README.txt

Overall
=======

This is a fork of Hadoop 3.3.0 which implements zonefs support in HDFS as a
research project. Zonefs is a simple filsystem which allows to access zones of
zoned stroage as files. For detail of zoned stroage and zonefs, please visit
zonedstorage.io:

   https://zonedstorage.io/
   https://zonedstorage.io/docs/linux/fs#zonefs

About Hadoop and HDFS, please visit Hadoop web site and wiki:

   http://hadoop.apache.org/
   https://cwiki.apache.org/confluence/display/HADOOP/

This implementation allows to run Hadoop and HDFS applications on zonefs set up
on top of zoned-stroage. Two benchmark applications DFSIO and TeraSort were
confirmed to work on zonefs.

This implementation was developed and confirmed with Fedora 35 on Hadoop nodes.
SMR HDDs were attached to DataNodes and used for confirmation.


How to set up zonefs for Hadoop HDFS
====================================

1. Follow Hadoop user guide on Hadoop web site to set up Hadoop and HDFS nodes.
   HDFS DataNodes shall have Linux based OS which support zoned block device and
   zonefs. Fedora 35 is the recommended OS. DataNodes also require libaio
   runtime library. Install libaio package to each DataNode.

2. Follow BUILDING.txt and build this Hadoop fork, then deploy it to the Hadoop
   nodes. To build this fork, libaio.h and libaio.so are required. To build on
   Fedora, install libaio-devel package to your build environment.

3. Set up zoned-storage on DataNodes and create zonefs instances for them.
   Format and mount zonefs for all DataNodes in same manner.
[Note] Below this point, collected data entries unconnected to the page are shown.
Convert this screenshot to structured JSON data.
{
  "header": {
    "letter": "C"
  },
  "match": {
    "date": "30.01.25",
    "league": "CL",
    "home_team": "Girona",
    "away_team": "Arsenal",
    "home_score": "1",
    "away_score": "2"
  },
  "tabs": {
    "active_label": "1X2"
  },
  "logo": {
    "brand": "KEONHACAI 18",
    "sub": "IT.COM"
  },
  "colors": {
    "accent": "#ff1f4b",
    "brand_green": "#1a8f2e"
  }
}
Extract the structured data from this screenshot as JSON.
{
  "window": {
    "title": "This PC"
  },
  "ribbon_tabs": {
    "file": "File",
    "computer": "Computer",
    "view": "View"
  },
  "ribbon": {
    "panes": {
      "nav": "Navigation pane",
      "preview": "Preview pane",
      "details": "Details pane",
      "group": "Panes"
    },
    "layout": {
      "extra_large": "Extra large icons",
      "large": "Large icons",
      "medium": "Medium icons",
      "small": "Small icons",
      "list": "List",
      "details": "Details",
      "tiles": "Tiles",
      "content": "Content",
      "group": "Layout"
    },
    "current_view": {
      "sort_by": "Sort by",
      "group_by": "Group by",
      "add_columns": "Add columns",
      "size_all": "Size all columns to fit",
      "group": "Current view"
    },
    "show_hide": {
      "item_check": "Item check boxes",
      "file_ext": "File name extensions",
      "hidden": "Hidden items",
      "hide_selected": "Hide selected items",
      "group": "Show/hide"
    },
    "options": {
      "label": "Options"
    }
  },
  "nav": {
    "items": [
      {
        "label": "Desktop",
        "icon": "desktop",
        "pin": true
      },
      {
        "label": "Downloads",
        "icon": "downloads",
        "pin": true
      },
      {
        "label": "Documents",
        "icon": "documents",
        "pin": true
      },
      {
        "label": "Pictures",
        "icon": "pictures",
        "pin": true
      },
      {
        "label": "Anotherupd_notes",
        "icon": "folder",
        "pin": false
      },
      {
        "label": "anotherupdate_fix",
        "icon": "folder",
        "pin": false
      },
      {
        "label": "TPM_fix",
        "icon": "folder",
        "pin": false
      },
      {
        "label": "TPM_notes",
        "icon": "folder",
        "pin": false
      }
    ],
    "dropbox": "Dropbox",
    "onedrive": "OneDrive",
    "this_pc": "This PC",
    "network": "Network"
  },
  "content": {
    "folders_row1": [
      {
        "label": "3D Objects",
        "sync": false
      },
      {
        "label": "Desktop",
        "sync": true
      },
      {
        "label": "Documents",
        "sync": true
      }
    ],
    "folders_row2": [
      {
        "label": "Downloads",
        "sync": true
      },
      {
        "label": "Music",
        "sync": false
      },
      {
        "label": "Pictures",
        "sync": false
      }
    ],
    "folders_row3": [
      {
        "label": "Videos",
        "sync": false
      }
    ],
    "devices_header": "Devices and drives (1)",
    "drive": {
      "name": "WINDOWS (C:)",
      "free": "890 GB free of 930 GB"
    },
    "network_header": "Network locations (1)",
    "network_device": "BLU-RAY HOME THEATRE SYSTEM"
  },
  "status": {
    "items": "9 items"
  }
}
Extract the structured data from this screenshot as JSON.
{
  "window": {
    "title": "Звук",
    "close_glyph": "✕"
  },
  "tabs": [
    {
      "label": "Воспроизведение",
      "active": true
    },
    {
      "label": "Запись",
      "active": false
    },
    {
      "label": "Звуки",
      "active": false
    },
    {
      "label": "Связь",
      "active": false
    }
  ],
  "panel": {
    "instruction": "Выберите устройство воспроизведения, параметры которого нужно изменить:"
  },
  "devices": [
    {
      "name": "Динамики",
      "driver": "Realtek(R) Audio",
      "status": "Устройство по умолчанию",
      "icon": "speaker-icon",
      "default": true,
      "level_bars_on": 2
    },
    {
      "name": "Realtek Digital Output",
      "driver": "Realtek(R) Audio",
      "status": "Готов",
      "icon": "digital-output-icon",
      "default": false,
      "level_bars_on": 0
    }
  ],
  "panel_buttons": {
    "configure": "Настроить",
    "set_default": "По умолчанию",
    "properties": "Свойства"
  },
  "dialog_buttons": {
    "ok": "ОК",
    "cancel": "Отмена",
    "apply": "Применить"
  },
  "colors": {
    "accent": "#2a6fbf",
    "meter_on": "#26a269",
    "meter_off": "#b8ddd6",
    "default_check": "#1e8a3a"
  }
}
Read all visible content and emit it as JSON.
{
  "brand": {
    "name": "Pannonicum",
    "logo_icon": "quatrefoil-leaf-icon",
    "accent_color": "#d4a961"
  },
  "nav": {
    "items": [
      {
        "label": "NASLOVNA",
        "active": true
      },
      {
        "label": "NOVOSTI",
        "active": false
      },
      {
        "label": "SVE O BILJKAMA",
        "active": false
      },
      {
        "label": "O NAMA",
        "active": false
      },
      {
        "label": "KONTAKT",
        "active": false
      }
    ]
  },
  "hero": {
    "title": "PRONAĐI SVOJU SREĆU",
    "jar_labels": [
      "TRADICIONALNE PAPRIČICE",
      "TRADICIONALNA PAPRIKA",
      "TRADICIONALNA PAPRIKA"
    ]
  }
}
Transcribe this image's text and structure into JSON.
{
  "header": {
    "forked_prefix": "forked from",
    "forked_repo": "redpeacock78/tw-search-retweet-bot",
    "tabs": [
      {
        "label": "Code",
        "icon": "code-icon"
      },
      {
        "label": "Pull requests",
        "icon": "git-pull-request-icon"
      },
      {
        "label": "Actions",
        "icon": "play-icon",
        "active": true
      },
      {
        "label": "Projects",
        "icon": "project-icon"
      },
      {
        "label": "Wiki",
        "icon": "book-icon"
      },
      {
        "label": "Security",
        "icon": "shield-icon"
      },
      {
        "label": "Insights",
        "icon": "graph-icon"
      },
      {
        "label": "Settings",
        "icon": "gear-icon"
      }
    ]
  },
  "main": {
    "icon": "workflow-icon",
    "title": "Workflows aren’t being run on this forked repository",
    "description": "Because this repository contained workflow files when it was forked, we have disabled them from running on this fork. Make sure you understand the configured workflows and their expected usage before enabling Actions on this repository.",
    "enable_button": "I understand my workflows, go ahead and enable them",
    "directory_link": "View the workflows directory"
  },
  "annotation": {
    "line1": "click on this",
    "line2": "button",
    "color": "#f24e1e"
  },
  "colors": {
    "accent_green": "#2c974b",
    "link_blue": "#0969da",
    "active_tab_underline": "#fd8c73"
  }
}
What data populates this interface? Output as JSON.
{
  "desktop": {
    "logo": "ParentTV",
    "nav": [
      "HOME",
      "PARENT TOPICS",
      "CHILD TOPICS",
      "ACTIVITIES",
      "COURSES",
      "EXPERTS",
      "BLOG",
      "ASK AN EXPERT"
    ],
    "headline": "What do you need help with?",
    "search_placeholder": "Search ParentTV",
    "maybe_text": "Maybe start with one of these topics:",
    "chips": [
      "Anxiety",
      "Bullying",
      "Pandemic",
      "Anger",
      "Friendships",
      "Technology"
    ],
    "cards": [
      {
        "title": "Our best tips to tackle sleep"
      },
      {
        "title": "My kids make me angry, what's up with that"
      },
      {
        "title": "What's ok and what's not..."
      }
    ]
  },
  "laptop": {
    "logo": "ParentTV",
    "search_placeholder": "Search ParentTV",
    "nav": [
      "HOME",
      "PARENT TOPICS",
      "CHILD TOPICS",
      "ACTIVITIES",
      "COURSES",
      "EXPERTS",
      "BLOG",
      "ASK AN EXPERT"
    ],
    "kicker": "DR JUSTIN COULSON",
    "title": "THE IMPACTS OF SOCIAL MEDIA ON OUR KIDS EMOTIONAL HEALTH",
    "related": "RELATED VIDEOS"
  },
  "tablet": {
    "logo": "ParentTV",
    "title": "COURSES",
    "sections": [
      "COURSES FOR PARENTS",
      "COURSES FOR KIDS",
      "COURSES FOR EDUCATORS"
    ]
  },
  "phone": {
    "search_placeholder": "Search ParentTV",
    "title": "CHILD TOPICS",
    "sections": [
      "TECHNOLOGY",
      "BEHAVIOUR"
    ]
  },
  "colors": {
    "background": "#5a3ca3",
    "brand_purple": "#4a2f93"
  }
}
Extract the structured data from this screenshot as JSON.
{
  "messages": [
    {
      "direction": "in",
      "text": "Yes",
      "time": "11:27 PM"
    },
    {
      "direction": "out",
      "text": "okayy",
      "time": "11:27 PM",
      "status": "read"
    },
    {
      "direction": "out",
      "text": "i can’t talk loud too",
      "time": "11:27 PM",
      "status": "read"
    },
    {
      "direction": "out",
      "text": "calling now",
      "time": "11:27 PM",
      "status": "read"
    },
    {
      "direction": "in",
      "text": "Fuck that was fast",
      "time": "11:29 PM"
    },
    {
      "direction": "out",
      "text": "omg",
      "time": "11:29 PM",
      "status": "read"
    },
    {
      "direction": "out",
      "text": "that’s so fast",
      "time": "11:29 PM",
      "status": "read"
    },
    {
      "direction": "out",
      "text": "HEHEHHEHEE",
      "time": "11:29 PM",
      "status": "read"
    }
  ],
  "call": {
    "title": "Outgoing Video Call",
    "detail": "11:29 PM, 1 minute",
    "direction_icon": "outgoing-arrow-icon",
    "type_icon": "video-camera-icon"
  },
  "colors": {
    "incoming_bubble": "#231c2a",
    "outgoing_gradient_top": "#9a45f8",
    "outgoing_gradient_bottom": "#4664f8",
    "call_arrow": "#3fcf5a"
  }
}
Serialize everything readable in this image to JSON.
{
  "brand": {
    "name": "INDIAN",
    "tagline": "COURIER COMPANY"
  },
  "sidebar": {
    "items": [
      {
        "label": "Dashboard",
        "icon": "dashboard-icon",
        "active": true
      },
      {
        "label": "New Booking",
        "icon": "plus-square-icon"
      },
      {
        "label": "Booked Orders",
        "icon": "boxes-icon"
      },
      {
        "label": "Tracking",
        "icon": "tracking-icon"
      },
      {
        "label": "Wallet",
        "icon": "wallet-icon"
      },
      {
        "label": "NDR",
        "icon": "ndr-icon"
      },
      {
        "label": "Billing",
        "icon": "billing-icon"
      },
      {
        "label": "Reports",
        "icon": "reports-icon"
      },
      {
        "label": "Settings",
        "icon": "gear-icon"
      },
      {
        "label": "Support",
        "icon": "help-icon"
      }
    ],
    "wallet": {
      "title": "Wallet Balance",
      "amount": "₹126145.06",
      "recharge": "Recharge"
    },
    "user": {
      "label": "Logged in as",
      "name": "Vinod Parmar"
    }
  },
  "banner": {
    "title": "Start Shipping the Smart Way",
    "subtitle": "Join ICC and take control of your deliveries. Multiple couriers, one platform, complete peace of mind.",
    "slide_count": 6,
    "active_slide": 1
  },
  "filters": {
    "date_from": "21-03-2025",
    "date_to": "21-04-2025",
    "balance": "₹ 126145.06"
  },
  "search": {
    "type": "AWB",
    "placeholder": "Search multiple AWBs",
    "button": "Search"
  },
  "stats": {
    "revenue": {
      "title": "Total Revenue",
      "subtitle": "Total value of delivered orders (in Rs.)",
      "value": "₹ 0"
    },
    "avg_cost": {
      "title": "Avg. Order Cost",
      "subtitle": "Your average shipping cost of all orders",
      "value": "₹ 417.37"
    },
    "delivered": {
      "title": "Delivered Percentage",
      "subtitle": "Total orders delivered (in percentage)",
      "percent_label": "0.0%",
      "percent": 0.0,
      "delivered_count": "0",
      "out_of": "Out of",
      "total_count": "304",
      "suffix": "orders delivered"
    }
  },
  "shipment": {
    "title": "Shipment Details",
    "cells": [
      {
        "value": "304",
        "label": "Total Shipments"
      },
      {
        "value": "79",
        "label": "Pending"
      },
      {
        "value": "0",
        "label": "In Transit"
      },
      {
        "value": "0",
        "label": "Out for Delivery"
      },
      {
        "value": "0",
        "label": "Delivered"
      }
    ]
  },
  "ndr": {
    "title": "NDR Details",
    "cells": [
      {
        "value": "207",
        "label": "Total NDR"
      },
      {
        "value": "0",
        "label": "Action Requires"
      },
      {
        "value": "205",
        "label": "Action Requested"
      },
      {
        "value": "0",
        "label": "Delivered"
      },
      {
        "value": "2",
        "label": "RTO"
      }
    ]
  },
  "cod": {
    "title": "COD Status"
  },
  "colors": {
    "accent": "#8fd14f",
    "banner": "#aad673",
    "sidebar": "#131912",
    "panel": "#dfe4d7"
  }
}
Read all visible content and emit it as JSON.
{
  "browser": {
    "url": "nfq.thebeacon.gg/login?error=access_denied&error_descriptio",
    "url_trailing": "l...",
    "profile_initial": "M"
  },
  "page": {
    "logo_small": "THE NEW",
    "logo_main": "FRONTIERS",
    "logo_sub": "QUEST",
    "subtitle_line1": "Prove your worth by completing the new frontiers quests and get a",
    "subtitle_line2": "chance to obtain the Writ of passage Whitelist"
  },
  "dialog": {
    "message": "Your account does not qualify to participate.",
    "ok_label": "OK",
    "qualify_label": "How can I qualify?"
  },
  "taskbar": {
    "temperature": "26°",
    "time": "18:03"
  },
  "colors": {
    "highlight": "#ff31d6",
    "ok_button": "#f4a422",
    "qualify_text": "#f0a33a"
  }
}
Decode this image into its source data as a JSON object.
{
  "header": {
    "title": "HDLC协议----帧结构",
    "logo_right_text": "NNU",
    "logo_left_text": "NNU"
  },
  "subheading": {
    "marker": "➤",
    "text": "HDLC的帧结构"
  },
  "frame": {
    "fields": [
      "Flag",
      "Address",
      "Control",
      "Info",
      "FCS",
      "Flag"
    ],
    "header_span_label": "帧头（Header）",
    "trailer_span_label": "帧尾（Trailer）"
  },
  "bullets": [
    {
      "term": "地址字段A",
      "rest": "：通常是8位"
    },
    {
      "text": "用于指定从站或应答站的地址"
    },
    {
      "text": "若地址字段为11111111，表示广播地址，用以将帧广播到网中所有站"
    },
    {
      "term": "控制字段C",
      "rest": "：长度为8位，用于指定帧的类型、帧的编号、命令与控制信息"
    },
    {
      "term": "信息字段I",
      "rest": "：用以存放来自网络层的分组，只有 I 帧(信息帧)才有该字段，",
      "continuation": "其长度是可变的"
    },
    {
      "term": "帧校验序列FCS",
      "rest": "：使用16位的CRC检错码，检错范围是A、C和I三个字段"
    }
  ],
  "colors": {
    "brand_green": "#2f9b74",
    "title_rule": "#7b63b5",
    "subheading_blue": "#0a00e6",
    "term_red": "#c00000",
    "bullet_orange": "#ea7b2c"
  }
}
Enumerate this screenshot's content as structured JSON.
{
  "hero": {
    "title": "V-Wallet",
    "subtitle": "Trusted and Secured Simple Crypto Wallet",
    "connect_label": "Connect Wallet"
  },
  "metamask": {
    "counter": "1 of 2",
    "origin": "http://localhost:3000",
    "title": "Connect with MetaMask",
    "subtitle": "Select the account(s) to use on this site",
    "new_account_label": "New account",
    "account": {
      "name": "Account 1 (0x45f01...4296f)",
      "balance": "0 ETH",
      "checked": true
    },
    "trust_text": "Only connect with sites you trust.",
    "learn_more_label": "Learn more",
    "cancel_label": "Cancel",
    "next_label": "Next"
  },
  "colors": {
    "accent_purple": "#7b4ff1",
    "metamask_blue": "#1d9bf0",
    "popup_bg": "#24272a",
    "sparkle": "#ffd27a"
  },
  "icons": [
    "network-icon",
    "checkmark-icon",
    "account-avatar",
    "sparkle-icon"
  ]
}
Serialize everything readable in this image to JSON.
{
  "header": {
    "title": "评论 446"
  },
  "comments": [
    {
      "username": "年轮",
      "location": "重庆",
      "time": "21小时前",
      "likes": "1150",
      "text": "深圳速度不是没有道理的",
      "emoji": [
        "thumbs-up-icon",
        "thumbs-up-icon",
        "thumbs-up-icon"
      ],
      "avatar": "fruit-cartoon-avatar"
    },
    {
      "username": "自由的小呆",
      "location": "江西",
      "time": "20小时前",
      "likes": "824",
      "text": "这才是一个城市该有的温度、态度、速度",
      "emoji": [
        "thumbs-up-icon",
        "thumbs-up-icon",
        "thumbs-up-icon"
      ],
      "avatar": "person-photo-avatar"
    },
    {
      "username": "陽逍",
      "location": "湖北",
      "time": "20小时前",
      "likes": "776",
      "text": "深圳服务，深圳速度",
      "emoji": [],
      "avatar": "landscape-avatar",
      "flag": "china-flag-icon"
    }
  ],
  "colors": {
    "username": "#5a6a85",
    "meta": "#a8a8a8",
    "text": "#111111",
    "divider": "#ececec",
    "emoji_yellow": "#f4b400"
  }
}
4. Modify hdfs-site.xml and set up parameters below:

   - dfs.blocksize:
       Default size of the HDFS block files. Set zone size of the zoned storage
       on DataNodes.

   - dfs.data.zonefs.dir
       Determines where zonefs instances are mounted. It can list multiple mount
       points as comma separated values.

   - dfs.data.zonefs.meta.dir
       Determines where zonefs meta data is saved. Meta data keeps valid data
       size of each zone and sector ramainders.

   - dfs.data.zonefs.buffer.size
       Specifies buffers size used for each data write to ZoneFs file. Its
       default value is 0. When 0 is set, read the value of sysfs max_sectors_kb
       attribute and use it for the buffer size.

   - dfs.data.zonefs.max.io
       Defines limit of maximum IOs, or queue depth, which can be queued and
       executed in parallel. Its default value is 32.

5. Start the HDFS and confirm the DataNodes recoginize zonefs instances. In
   DataNode log, you will see ZoneFs message like this:

       INFO org.apache.hadoop.hdfs.server.datanode.ZoneFs: ZoneFs device: \
       root=/zonefs0, dev=/dev/sda, max I/O bytes=524288, align bytes=4096


Example of hdfs-site.xml
========================

This is an example of parameter settings for zonefs. In this example, zone size
of zoned-storage is 256MiB, then this number is set to dfs.blocksize. Each
DataNode has two zonefs instances mounted at /zonefs0 and /zonefs1. Zonefs
metadata is kept at /opt/hadoop/zonefs_meta directory. Also non-default values
are set to zonefs I/O buffer size and max IO limit.

  <property>
    <name>dfs.blocksize</name>
    <value>256m</value>
  </property>
  <property>
    <name>dfs.datanode.data.dir</name>
    <value>/opt/hadoop/home/data</value>
  </property>
  <property>
    <name>dfs.datanode.zonefs.dir</name>
    <value>/zonefs0,/zonefs1</value>
  </property>
  <property>
    <name>dfs.datanode.zonefs.meta.dir</name>
    <value>/opt/hadoop/zonefs_meta</value>
  </property>
  <property>
    <name>dfs.datanode.zonefs.buffer.size</name>
    <value>524288</value>
  </property>
  <property>
    <name>dfs.datanode.zonefs.max.io</name>
    <value>64</value>
  </property>


Left works
==========

1. Conventional zone support

   Zonefs has two sub-directories: "cnv" for conventional zones and "seq" for
   sequential write required zones. Current HDFS implementation supports only
   zonefs files in "seq" sub-directory. Further work is required to use zonefs
   files in "cnv" sub-directory and conventional zones.

2. Free space accounting

   Free space accounting of zonefs instances needs zonefs unique implementation.
   Current implementation lacks it then "hdfs dfs -df" command does not report
   valid numbers.

3. Two ZoneFsFileIoProvider methods not yet implemented

   ZoneFsFileIoProvider class extends FileIoProvider class and hides zonefs
   unique file operations. Still the ZoneFsFileIoProvider does not implement two
   override methods, getRandomAccessFile() and nativeCopyFileUnubuffered().
   Zonefs unique implementations of these methods are not required for HDFS data
   I/O benchmark on zonefs. For completeness, will need to revisit and implement
   the methods.